Both landform groups include basins, but the soils that cover their basins are different. Egbert, Omni, Sacramento, and Willows series soils cover basins in the area of the alluvial fan - basin group. In the area of the flood plain - basin - backswamp group, Clear Lake, Dierssen, and Tinnin series soils overlay basins. Both groups of basin soils tend to lie at lower elevations than alluvial fans or flood plains, respectively. While the two sets of basin soils share several characteristics in common, significantly, they differ in subsurface drainage. Basin soils of the alluvial fan - basin group are all poorly drained, while the basin soils of the flood plain - basin - backswamp group are somewhat poorly drained or well drained.

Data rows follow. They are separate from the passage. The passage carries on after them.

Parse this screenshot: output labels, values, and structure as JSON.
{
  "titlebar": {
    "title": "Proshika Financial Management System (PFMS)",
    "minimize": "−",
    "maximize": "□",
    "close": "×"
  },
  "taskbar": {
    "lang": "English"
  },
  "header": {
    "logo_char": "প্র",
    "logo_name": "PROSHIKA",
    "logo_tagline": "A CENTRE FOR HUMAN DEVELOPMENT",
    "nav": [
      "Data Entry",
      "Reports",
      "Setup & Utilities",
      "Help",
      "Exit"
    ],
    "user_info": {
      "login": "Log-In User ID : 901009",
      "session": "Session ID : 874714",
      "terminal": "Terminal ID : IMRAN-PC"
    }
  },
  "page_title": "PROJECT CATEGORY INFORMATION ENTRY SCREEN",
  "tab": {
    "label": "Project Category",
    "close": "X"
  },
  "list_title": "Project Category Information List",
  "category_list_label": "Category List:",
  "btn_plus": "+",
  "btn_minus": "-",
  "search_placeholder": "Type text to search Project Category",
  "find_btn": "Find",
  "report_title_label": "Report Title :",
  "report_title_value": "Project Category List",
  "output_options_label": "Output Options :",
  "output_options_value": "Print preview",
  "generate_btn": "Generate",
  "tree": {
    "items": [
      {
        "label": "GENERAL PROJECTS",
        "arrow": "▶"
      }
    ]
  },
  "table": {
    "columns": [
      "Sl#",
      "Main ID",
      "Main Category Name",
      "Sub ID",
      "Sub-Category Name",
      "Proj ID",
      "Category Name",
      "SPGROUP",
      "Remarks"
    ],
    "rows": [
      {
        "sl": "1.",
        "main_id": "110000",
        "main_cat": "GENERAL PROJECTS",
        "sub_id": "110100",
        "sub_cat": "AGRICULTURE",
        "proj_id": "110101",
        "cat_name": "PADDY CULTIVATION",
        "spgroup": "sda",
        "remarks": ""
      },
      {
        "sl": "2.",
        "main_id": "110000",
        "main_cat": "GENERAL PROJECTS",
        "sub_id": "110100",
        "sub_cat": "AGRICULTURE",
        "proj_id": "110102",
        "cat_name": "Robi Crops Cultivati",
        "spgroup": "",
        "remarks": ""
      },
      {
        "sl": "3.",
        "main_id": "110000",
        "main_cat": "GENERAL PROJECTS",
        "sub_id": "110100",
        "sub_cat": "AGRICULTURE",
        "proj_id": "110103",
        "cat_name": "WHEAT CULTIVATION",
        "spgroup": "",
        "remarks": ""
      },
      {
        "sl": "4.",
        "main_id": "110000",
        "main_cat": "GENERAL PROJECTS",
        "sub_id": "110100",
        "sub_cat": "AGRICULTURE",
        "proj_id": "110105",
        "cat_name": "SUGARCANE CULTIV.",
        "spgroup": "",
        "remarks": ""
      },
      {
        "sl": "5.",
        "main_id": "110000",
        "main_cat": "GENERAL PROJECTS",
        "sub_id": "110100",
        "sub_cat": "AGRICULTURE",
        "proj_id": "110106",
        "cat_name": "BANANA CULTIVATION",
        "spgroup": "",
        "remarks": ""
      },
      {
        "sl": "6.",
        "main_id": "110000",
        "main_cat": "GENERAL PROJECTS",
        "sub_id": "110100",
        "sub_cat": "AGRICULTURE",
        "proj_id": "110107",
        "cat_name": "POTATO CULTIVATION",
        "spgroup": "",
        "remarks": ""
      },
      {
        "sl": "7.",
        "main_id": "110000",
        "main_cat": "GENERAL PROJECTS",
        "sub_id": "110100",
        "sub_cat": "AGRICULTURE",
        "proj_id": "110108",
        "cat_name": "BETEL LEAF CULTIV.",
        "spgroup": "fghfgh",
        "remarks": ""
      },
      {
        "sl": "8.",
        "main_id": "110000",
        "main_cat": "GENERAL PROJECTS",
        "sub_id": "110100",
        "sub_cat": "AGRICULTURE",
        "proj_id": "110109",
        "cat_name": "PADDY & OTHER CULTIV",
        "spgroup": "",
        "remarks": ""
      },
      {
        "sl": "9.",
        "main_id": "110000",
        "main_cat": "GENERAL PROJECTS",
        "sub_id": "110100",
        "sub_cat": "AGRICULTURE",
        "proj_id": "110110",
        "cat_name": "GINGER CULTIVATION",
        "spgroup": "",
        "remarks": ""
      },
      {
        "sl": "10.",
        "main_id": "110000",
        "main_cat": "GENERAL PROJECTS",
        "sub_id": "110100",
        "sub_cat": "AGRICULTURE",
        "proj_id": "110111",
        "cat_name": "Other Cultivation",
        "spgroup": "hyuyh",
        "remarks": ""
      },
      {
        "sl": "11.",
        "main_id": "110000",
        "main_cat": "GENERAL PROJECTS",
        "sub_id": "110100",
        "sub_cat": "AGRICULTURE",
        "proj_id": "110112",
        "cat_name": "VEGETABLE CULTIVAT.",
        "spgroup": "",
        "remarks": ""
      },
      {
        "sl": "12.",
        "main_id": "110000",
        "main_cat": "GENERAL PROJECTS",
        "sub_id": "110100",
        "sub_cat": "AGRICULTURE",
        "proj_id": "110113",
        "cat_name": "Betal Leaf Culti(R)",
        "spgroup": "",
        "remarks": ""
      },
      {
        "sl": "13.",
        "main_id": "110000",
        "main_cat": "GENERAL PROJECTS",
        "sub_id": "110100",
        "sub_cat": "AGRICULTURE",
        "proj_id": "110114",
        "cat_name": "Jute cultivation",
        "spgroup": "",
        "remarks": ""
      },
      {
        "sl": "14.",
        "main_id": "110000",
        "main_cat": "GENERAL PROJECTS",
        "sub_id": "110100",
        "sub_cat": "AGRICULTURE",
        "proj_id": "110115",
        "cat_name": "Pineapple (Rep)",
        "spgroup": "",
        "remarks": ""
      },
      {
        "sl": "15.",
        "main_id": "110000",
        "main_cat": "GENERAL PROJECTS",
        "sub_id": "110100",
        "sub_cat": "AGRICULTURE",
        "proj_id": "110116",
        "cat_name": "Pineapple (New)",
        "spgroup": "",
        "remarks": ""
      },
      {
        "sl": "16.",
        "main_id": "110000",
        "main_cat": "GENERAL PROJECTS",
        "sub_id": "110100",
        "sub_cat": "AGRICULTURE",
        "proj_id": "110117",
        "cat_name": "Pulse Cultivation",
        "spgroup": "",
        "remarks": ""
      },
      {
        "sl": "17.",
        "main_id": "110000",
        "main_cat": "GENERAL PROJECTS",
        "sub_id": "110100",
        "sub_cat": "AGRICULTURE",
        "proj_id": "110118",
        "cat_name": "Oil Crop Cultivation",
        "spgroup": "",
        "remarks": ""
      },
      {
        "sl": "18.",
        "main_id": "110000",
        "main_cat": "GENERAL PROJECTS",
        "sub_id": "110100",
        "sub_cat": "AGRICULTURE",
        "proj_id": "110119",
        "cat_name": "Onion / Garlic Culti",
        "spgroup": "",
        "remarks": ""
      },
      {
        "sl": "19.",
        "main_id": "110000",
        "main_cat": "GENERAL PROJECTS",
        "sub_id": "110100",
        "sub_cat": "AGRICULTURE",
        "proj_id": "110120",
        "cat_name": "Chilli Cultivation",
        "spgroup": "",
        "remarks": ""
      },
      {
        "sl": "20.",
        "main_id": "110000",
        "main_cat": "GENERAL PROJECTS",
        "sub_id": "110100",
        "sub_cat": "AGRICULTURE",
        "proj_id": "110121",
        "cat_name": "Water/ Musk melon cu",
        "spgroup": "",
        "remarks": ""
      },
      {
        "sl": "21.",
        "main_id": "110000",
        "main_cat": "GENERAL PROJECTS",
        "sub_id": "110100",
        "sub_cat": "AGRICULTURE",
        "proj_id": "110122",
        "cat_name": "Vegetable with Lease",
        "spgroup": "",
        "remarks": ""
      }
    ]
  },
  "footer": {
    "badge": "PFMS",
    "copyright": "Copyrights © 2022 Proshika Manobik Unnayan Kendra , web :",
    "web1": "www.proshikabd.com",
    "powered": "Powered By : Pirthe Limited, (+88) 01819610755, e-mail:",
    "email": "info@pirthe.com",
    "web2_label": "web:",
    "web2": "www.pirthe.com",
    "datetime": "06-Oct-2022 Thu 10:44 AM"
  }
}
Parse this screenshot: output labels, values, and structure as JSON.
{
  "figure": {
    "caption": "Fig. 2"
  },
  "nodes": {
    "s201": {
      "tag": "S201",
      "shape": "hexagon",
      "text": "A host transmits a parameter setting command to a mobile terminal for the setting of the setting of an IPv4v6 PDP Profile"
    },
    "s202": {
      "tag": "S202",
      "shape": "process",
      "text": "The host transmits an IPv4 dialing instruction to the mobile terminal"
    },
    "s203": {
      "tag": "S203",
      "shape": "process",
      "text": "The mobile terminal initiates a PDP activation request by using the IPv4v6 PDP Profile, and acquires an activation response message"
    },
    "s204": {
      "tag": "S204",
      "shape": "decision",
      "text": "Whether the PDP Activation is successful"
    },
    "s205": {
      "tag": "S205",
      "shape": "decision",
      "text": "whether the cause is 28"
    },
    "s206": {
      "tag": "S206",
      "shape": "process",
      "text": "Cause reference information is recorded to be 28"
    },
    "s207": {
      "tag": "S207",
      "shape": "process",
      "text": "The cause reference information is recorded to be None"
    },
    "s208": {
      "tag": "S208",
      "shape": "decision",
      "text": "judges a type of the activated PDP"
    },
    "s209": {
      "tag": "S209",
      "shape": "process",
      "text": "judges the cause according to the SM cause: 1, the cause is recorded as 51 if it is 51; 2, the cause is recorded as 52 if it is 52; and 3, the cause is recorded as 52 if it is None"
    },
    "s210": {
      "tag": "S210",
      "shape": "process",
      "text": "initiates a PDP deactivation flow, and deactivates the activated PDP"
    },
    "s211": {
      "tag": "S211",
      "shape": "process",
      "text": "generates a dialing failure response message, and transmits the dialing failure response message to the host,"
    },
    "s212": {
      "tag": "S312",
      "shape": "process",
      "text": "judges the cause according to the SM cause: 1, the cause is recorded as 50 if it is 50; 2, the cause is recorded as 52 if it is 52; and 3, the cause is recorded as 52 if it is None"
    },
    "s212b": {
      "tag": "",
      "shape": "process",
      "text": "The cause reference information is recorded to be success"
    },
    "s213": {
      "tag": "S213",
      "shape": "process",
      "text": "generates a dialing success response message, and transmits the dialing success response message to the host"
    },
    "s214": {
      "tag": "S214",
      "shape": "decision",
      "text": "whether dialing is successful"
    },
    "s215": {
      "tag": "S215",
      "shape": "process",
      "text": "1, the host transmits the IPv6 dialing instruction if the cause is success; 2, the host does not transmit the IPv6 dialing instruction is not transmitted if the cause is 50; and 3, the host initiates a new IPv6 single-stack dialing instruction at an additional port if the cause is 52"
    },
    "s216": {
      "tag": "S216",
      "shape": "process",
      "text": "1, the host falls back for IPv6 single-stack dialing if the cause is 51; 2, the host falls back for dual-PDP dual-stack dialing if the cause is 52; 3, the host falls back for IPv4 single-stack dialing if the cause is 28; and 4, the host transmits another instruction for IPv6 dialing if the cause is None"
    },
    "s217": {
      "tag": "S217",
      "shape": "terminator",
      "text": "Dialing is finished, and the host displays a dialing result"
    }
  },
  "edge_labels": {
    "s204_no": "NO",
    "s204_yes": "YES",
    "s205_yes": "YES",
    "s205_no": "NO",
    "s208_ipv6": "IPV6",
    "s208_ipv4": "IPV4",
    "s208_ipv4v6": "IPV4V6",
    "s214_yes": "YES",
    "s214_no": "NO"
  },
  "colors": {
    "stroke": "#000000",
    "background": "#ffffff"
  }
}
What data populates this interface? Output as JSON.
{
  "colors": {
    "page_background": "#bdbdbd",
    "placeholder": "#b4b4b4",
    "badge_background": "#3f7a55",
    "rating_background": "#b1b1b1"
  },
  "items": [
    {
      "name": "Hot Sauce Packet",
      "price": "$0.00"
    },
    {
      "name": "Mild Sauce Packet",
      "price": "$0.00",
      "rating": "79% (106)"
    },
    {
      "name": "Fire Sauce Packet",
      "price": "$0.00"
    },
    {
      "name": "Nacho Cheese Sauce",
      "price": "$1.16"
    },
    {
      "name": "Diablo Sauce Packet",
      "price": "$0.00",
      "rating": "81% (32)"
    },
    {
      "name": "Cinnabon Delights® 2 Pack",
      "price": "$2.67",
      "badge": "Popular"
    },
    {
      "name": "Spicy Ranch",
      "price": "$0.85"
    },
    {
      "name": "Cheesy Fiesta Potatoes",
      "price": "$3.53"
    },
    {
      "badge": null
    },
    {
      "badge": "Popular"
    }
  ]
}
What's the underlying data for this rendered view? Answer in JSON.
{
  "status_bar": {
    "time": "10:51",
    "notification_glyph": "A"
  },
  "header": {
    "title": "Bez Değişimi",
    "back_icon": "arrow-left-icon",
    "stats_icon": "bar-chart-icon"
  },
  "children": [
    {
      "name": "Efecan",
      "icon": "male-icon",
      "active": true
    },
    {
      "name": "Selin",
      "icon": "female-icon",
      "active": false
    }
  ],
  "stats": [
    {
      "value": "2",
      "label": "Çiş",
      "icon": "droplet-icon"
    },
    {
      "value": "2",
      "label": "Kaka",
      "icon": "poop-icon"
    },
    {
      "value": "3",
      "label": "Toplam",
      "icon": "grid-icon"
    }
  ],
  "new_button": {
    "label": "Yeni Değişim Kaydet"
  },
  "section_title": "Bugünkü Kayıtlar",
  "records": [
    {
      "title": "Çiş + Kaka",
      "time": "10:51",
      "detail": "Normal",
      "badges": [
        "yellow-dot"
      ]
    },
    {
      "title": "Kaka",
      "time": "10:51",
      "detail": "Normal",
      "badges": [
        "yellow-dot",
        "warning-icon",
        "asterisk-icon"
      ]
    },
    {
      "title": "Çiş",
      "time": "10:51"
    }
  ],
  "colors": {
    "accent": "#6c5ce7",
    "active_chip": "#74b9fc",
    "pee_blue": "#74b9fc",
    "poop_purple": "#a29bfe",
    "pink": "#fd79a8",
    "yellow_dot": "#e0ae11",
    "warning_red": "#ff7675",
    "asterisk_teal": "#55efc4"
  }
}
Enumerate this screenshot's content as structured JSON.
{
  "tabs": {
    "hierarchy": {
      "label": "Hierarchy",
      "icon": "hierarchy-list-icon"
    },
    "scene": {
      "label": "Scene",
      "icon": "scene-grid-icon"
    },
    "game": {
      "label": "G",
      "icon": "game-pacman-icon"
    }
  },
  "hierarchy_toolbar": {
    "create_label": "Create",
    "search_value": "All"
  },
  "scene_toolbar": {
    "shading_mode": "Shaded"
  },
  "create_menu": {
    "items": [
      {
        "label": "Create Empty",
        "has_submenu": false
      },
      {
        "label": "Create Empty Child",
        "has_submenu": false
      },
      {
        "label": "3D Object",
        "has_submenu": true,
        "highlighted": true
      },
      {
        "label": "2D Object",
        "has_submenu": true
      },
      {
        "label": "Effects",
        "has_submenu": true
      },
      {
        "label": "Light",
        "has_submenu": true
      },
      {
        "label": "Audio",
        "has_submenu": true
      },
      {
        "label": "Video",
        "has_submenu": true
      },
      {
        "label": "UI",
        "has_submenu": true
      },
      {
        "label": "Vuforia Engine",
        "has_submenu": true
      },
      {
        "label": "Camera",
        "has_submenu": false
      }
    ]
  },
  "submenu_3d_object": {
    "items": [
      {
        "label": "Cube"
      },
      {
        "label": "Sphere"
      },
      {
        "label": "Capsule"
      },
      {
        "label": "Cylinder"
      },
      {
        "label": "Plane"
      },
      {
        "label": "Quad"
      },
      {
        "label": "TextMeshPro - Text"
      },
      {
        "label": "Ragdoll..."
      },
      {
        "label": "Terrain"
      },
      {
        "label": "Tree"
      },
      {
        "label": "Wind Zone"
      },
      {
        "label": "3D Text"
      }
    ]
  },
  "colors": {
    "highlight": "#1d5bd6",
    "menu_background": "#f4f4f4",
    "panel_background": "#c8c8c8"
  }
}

On the east edge of the Glanville reclamation district, which is also the easternmost edge of the Clarksburg American Viticultural Area, are the soil units residing on terraces. They are of the Galt and San Joaquin series. These soils cover a very small portion of the Clarksburg AVA.
With the exceptions of the terrace soils, nearly all Clarksburg American Viticultural Area soils benefit from well placed and maintained ditches and canals. These features create low pressure zones below the soil surface that draw excessive subsurface water out of vineyard subsoils. In so doing, water tables are lowered, vineyard root zones become better aerated, and vine roots occupy more favorable environments. In some vineyards on basin and backswamp soils, ditches and canals alone are insufficient and tile drains are required for adequate subsurface drainage. Berms (i.e. ridges in the vine rows) are also common features in Clarksburg area vineyards. They drain more readily than surrounding vineyard floors and thereby, provide more favorable
environments for the crowns of vines (i.e. the bottom of their trunks and the major roots that originate from them).